Bicyclus anynana avec ocelle sur l'aile, qui subit une sélection stabilisatrice pour éviter la prédation.

Points ocellaires de l'aile de papillon

Le papillon africain Bicyclus anynana présente une sélection stabilisatrice avec les ocelles sur ses ailes[18]. Il a été suggéré que les taches circulaires en forme d'yeux positionnées sur les ailes sont fonctionnellement favorisées par rapport à celles d'autres formes et tailles[19].

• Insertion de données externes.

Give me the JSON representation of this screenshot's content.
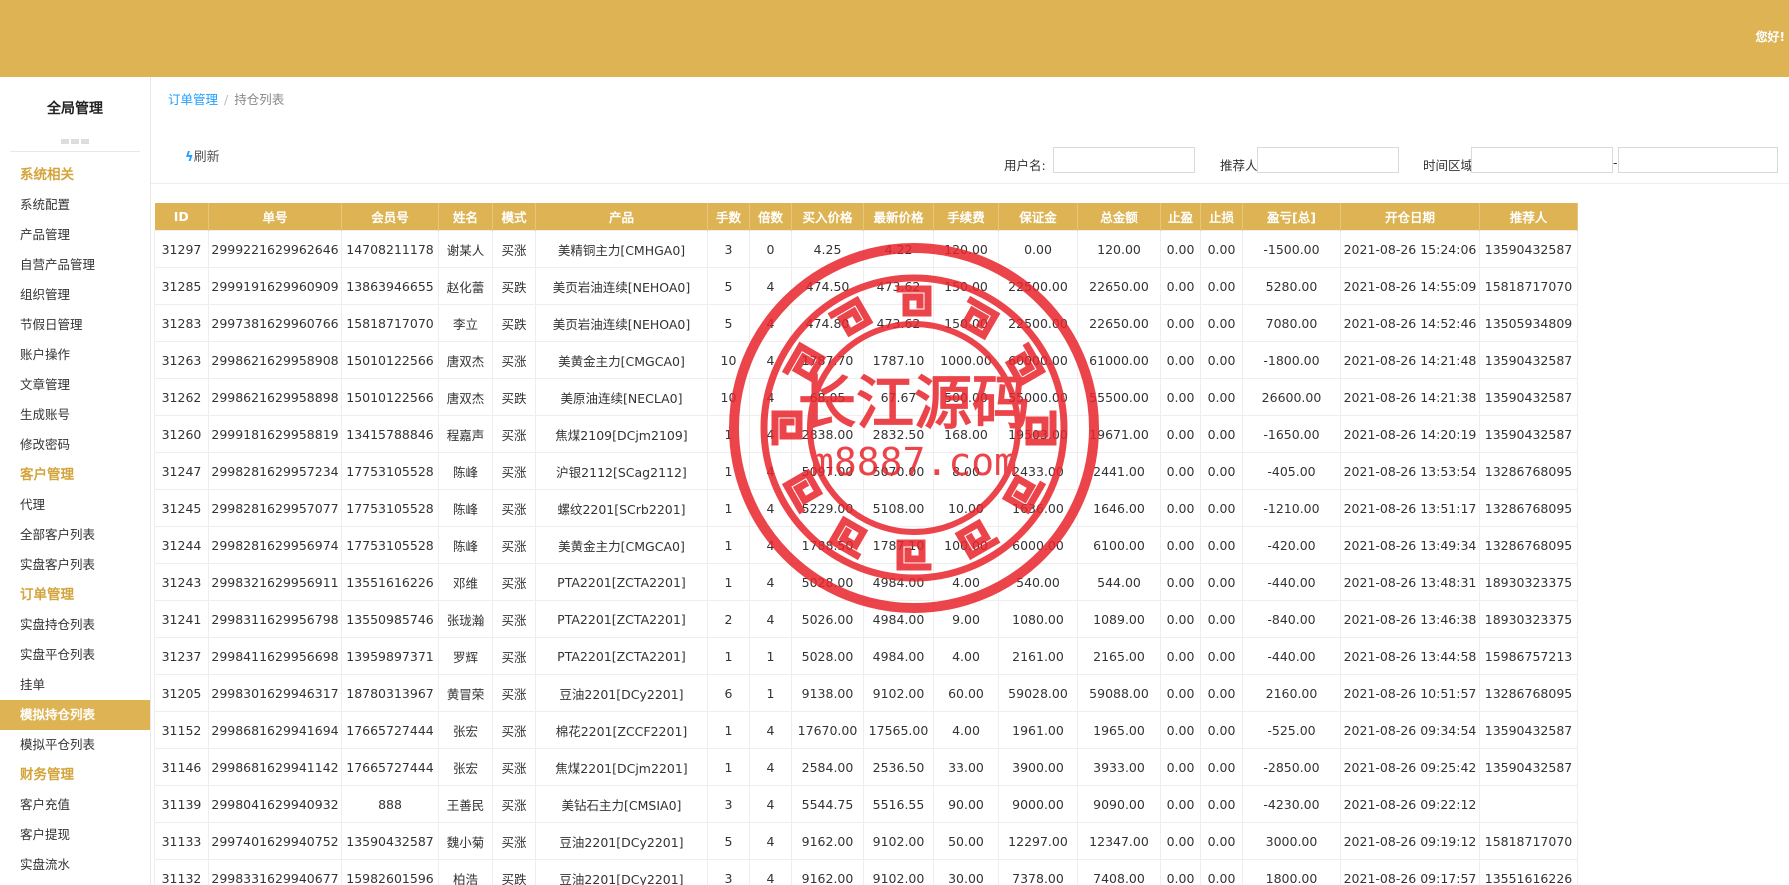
{
  "header": {
    "greeting": "您好!"
  },
  "sidebar": {
    "title": "全局管理",
    "items": [
      {
        "label": "系统相关",
        "type": "group"
      },
      {
        "label": "系统配置",
        "type": "item"
      },
      {
        "label": "产品管理",
        "type": "item"
      },
      {
        "label": "自营产品管理",
        "type": "item"
      },
      {
        "label": "组织管理",
        "type": "item"
      },
      {
        "label": "节假日管理",
        "type": "item"
      },
      {
        "label": "账户操作",
        "type": "item"
      },
      {
        "label": "文章管理",
        "type": "item"
      },
      {
        "label": "生成账号",
        "type": "item"
      },
      {
        "label": "修改密码",
        "type": "item"
      },
      {
        "label": "客户管理",
        "type": "group"
      },
      {
        "label": "代理",
        "type": "item"
      },
      {
        "label": "全部客户列表",
        "type": "item"
      },
      {
        "label": "实盘客户列表",
        "type": "item"
      },
      {
        "label": "订单管理",
        "type": "group"
      },
      {
        "label": "实盘持仓列表",
        "type": "item"
      },
      {
        "label": "实盘平仓列表",
        "type": "item"
      },
      {
        "label": "挂单",
        "type": "item"
      },
      {
        "label": "模拟持仓列表",
        "type": "active"
      },
      {
        "label": "模拟平仓列表",
        "type": "item"
      },
      {
        "label": "财务管理",
        "type": "group"
      },
      {
        "label": "客户充值",
        "type": "item"
      },
      {
        "label": "客户提现",
        "type": "item"
      },
      {
        "label": "实盘流水",
        "type": "item"
      }
    ]
  },
  "breadcrumb": {
    "parent": "订单管理",
    "separator": "/",
    "current": "持仓列表"
  },
  "toolbar": {
    "refresh_label": "刷新"
  },
  "filters": {
    "username_label": "用户名:",
    "referrer_label": "推荐人:",
    "time_range_label": "时间区域",
    "range_separator": "-"
  },
  "table": {
    "columns": [
      "ID",
      "单号",
      "会员号",
      "姓名",
      "模式",
      "产品",
      "手数",
      "倍数",
      "买入价格",
      "最新价格",
      "手续费",
      "保证金",
      "总金额",
      "止盈",
      "止损",
      "盈亏[总]",
      "开仓日期",
      "推荐人"
    ],
    "rows": [
      [
        "31297",
        "2999221629962646",
        "14708211178",
        "谢某人",
        "买涨",
        "美精铜主力[CMHGA0]",
        "3",
        "0",
        "4.25",
        "4.22",
        "120.00",
        "0.00",
        "120.00",
        "0.00",
        "0.00",
        "-1500.00",
        "2021-08-26 15:24:06",
        "13590432587"
      ],
      [
        "31285",
        "2999191629960909",
        "13863946655",
        "赵化蕾",
        "买跌",
        "美页岩油连续[NEHOA0]",
        "5",
        "4",
        "474.50",
        "473.62",
        "150.00",
        "22500.00",
        "22650.00",
        "0.00",
        "0.00",
        "5280.00",
        "2021-08-26 14:55:09",
        "15818717070"
      ],
      [
        "31283",
        "2997381629960766",
        "15818717070",
        "李立",
        "买跌",
        "美页岩油连续[NEHOA0]",
        "5",
        "4",
        "474.80",
        "473.62",
        "150.00",
        "22500.00",
        "22650.00",
        "0.00",
        "0.00",
        "7080.00",
        "2021-08-26 14:52:46",
        "13505934809"
      ],
      [
        "31263",
        "2998621629958908",
        "15010122566",
        "唐双杰",
        "买涨",
        "美黄金主力[CMGCA0]",
        "10",
        "4",
        "1787.70",
        "1787.10",
        "1000.00",
        "60000.00",
        "61000.00",
        "0.00",
        "0.00",
        "-1800.00",
        "2021-08-26 14:21:48",
        "13590432587"
      ],
      [
        "31262",
        "2998621629958898",
        "15010122566",
        "唐双杰",
        "买跌",
        "美原油连续[NECLA0]",
        "10",
        "4",
        "68.05",
        "67.67",
        "500.00",
        "55000.00",
        "55500.00",
        "0.00",
        "0.00",
        "26600.00",
        "2021-08-26 14:21:38",
        "13590432587"
      ],
      [
        "31260",
        "2999181629958819",
        "13415788846",
        "程嘉声",
        "买涨",
        "焦煤2109[DCjm2109]",
        "1",
        "4",
        "2838.00",
        "2832.50",
        "168.00",
        "19503.00",
        "19671.00",
        "0.00",
        "0.00",
        "-1650.00",
        "2021-08-26 14:20:19",
        "13590432587"
      ],
      [
        "31247",
        "2998281629957234",
        "17753105528",
        "陈峰",
        "买涨",
        "沪银2112[SCag2112]",
        "1",
        "4",
        "5097.00",
        "5070.00",
        "8.00",
        "2433.00",
        "2441.00",
        "0.00",
        "0.00",
        "-405.00",
        "2021-08-26 13:53:54",
        "13286768095"
      ],
      [
        "31245",
        "2998281629957077",
        "17753105528",
        "陈峰",
        "买涨",
        "螺纹2201[SCrb2201]",
        "1",
        "4",
        "5229.00",
        "5108.00",
        "10.00",
        "1636.00",
        "1646.00",
        "0.00",
        "0.00",
        "-1210.00",
        "2021-08-26 13:51:17",
        "13286768095"
      ],
      [
        "31244",
        "2998281629956974",
        "17753105528",
        "陈峰",
        "买涨",
        "美黄金主力[CMGCA0]",
        "1",
        "4",
        "1788.50",
        "1787.10",
        "100.00",
        "6000.00",
        "6100.00",
        "0.00",
        "0.00",
        "-420.00",
        "2021-08-26 13:49:34",
        "13286768095"
      ],
      [
        "31243",
        "2998321629956911",
        "13551616226",
        "邓维",
        "买涨",
        "PTA2201[ZCTA2201]",
        "1",
        "4",
        "5028.00",
        "4984.00",
        "4.00",
        "540.00",
        "544.00",
        "0.00",
        "0.00",
        "-440.00",
        "2021-08-26 13:48:31",
        "18930323375"
      ],
      [
        "31241",
        "2998311629956798",
        "13550985746",
        "张珑瀚",
        "买涨",
        "PTA2201[ZCTA2201]",
        "2",
        "4",
        "5026.00",
        "4984.00",
        "9.00",
        "1080.00",
        "1089.00",
        "0.00",
        "0.00",
        "-840.00",
        "2021-08-26 13:46:38",
        "18930323375"
      ],
      [
        "31237",
        "2998411629956698",
        "13959897371",
        "罗辉",
        "买涨",
        "PTA2201[ZCTA2201]",
        "1",
        "1",
        "5028.00",
        "4984.00",
        "4.00",
        "2161.00",
        "2165.00",
        "0.00",
        "0.00",
        "-440.00",
        "2021-08-26 13:44:58",
        "15986757213"
      ],
      [
        "31205",
        "2998301629946317",
        "18780313967",
        "黄冒荣",
        "买涨",
        "豆油2201[DCy2201]",
        "6",
        "1",
        "9138.00",
        "9102.00",
        "60.00",
        "59028.00",
        "59088.00",
        "0.00",
        "0.00",
        "2160.00",
        "2021-08-26 10:51:57",
        "13286768095"
      ],
      [
        "31152",
        "2998681629941694",
        "17665727444",
        "张宏",
        "买涨",
        "棉花2201[ZCCF2201]",
        "1",
        "4",
        "17670.00",
        "17565.00",
        "4.00",
        "1961.00",
        "1965.00",
        "0.00",
        "0.00",
        "-525.00",
        "2021-08-26 09:34:54",
        "13590432587"
      ],
      [
        "31146",
        "2998681629941142",
        "17665727444",
        "张宏",
        "买涨",
        "焦煤2201[DCjm2201]",
        "1",
        "4",
        "2584.00",
        "2536.50",
        "33.00",
        "3900.00",
        "3933.00",
        "0.00",
        "0.00",
        "-2850.00",
        "2021-08-26 09:25:42",
        "13590432587"
      ],
      [
        "31139",
        "2998041629940932",
        "888",
        "王善民",
        "买涨",
        "美钻石主力[CMSIA0]",
        "3",
        "4",
        "5544.75",
        "5516.55",
        "90.00",
        "9000.00",
        "9090.00",
        "0.00",
        "0.00",
        "-4230.00",
        "2021-08-26 09:22:12",
        ""
      ],
      [
        "31133",
        "2997401629940752",
        "13590432587",
        "魏小菊",
        "买涨",
        "豆油2201[DCy2201]",
        "5",
        "4",
        "9162.00",
        "9102.00",
        "50.00",
        "12297.00",
        "12347.00",
        "0.00",
        "0.00",
        "3000.00",
        "2021-08-26 09:19:12",
        "15818717070"
      ],
      [
        "31132",
        "2998331629940677",
        "15982601596",
        "柏浩",
        "买跌",
        "豆油2201[DCy2201]",
        "3",
        "4",
        "9162.00",
        "9102.00",
        "30.00",
        "7378.00",
        "7408.00",
        "0.00",
        "0.00",
        "1800.00",
        "2021-08-26 09:17:57",
        "13551616226"
      ]
    ]
  },
  "watermark": {
    "title": "长江源码",
    "site": "m8887.com",
    "color": "#e8252c"
  }
}
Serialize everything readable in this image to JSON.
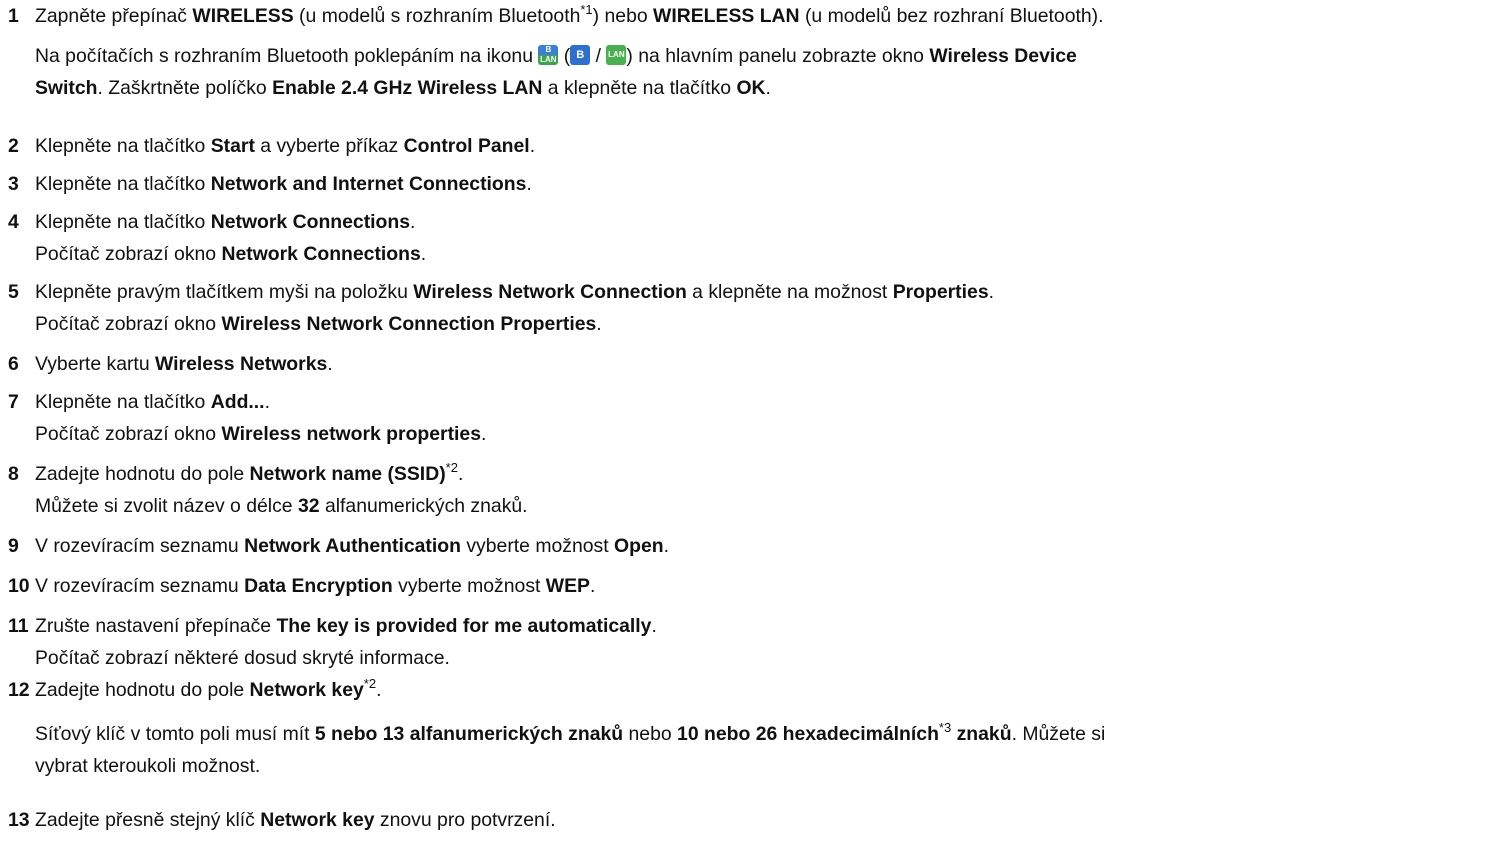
{
  "steps": [
    {
      "num": "1",
      "lines": [
        [
          "Zapněte přepínač ",
          {
            "b": "WIRELESS"
          },
          " (u modelů s rozhraním Bluetooth",
          {
            "sup": "*1"
          },
          ") nebo ",
          {
            "b": "WIRELESS LAN"
          },
          " (u modelů bez rozhraní Bluetooth)."
        ],
        [
          "Na počítačích s rozhraním Bluetooth poklepáním na ikonu ",
          {
            "icon": "wireless-combo-icon"
          },
          " (",
          {
            "icon": "bluetooth-icon"
          },
          " / ",
          {
            "icon": "lan-icon"
          },
          ") na hlavním panelu zobrazte okno ",
          {
            "b": "Wireless Device"
          }
        ],
        [
          {
            "b": "Switch"
          },
          ". Zaškrtněte políčko ",
          {
            "b": "Enable 2.4 GHz Wireless LAN"
          },
          " a klepněte na tlačítko ",
          {
            "b": "OK"
          },
          "."
        ]
      ]
    },
    {
      "num": "2",
      "lines": [
        [
          "Klepněte na tlačítko ",
          {
            "b": "Start"
          },
          " a vyberte příkaz ",
          {
            "b": "Control Panel"
          },
          "."
        ]
      ]
    },
    {
      "num": "3",
      "lines": [
        [
          "Klepněte na tlačítko ",
          {
            "b": "Network and Internet Connections"
          },
          "."
        ]
      ]
    },
    {
      "num": "4",
      "lines": [
        [
          "Klepněte na tlačítko ",
          {
            "b": "Network Connections"
          },
          "."
        ],
        [
          "Počítač zobrazí okno ",
          {
            "b": "Network Connections"
          },
          "."
        ]
      ]
    },
    {
      "num": "5",
      "lines": [
        [
          "Klepněte pravým tlačítkem myši na položku ",
          {
            "b": "Wireless Network Connection"
          },
          " a klepněte na možnost ",
          {
            "b": "Properties"
          },
          "."
        ],
        [
          "Počítač zobrazí okno ",
          {
            "b": "Wireless Network Connection Properties"
          },
          "."
        ]
      ]
    },
    {
      "num": "6",
      "lines": [
        [
          "Vyberte kartu ",
          {
            "b": "Wireless Networks"
          },
          "."
        ]
      ]
    },
    {
      "num": "7",
      "lines": [
        [
          "Klepněte na tlačítko ",
          {
            "b": "Add..."
          },
          "."
        ],
        [
          "Počítač zobrazí okno ",
          {
            "b": "Wireless network properties"
          },
          "."
        ]
      ]
    },
    {
      "num": "8",
      "lines": [
        [
          "Zadejte hodnotu do pole ",
          {
            "b": "Network name (SSID)"
          },
          {
            "sup": "*2"
          },
          "."
        ],
        [
          "Můžete si zvolit název o délce ",
          {
            "b": "32"
          },
          " alfanumerických znaků."
        ]
      ]
    },
    {
      "num": "9",
      "lines": [
        [
          "V rozevíracím seznamu ",
          {
            "b": "Network Authentication"
          },
          " vyberte možnost ",
          {
            "b": "Open"
          },
          "."
        ]
      ]
    },
    {
      "num": "10",
      "lines": [
        [
          "V rozevíracím seznamu ",
          {
            "b": "Data Encryption"
          },
          " vyberte možnost ",
          {
            "b": "WEP"
          },
          "."
        ]
      ]
    },
    {
      "num": "11",
      "lines": [
        [
          "Zrušte nastavení přepínače ",
          {
            "b": "The key is provided for me automatically"
          },
          "."
        ],
        [
          "Počítač zobrazí některé dosud skryté informace."
        ]
      ]
    },
    {
      "num": "12",
      "lines": [
        [
          "Zadejte hodnotu do pole ",
          {
            "b": "Network key"
          },
          {
            "sup": "*2"
          },
          "."
        ],
        [
          "Síťový klíč v tomto poli musí mít ",
          {
            "b": "5 nebo 13 alfanumerických znaků"
          },
          " nebo ",
          {
            "b": "10 nebo 26 hexadecimálních"
          },
          {
            "sup": "*3"
          },
          " ",
          {
            "b": "znaků"
          },
          ". Můžete si"
        ],
        [
          "vybrat kteroukoli možnost."
        ]
      ]
    },
    {
      "num": "13",
      "lines": [
        [
          "Zadejte přesně stejný klíč ",
          {
            "b": "Network key"
          },
          " znovu pro potvrzení."
        ]
      ]
    }
  ],
  "icons": {
    "wireless-combo-icon": {
      "top": "B",
      "bottom": "LAN"
    },
    "bluetooth-icon": {
      "label": "B"
    },
    "lan-icon": {
      "label": "LAN"
    }
  }
}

Taille de la galle chez la mouche

La mouche Eurosta solidaginis pond ses œufs sur la pointe des plantes, qui enveloppent ensuite les larves dans une galle protectrice. La taille de cette galle est soumise à la sélection stabilisatrice, déterminée par la prédation. Ces larves sont menacées par les guêpes parasites, qui pondent un seul œuf dans des galles contenant les mouches. La progéniture de guêpe unique consomme alors les larves de mouches pour survivre. Par conséquent, une galle plus grande est préférée pour permettre aux larves de se cacher de la guêpe. Cependant, les galles plus grosses attirent un type de prédation différent de la part des oiseaux, car ils peuvent pénétrer de grosses galles avec leur bec. Par conséquent, la galle optimale est de taille moyenne afin d'éviter la prédation par les oiseaux et les guêpes[20].

Chez les oiseaux

Taille de la couvée : le nombre d'œufs pondus par une femelle (taille de la couvée) est généralement sous sélection de stabilisation. En effet, la femelle doit pondre autant d'œufs que possible pour maximiser le nombre de descendants. Cependant, ils ne peuvent pondre que le nombre d'œufs qu'ils peuvent nourrir avec leurs propres ressources. La surponte d'œufs pourrait dépenser toute l'énergie de l'oiseau mère, la faisant mourir et entraînant la mort des poussins. De plus, une fois que les œufs éclosent, la mère doit être en mesure d'obtenir suffisamment de ressources pour garder tous les poussins en vie. Par conséquent, la mère pond généralement une quantité modérée d'œufs afin d'augmenter la survie de la progéniture et de maximiser le nombre d'individus de génération suivante[21].

Chez les mammifères

Le husky sibérien est soumis à une sélection stabilisatrice au niveau des muscles de ses pattes, ce qui lui permet d'être fort et léger à la fois.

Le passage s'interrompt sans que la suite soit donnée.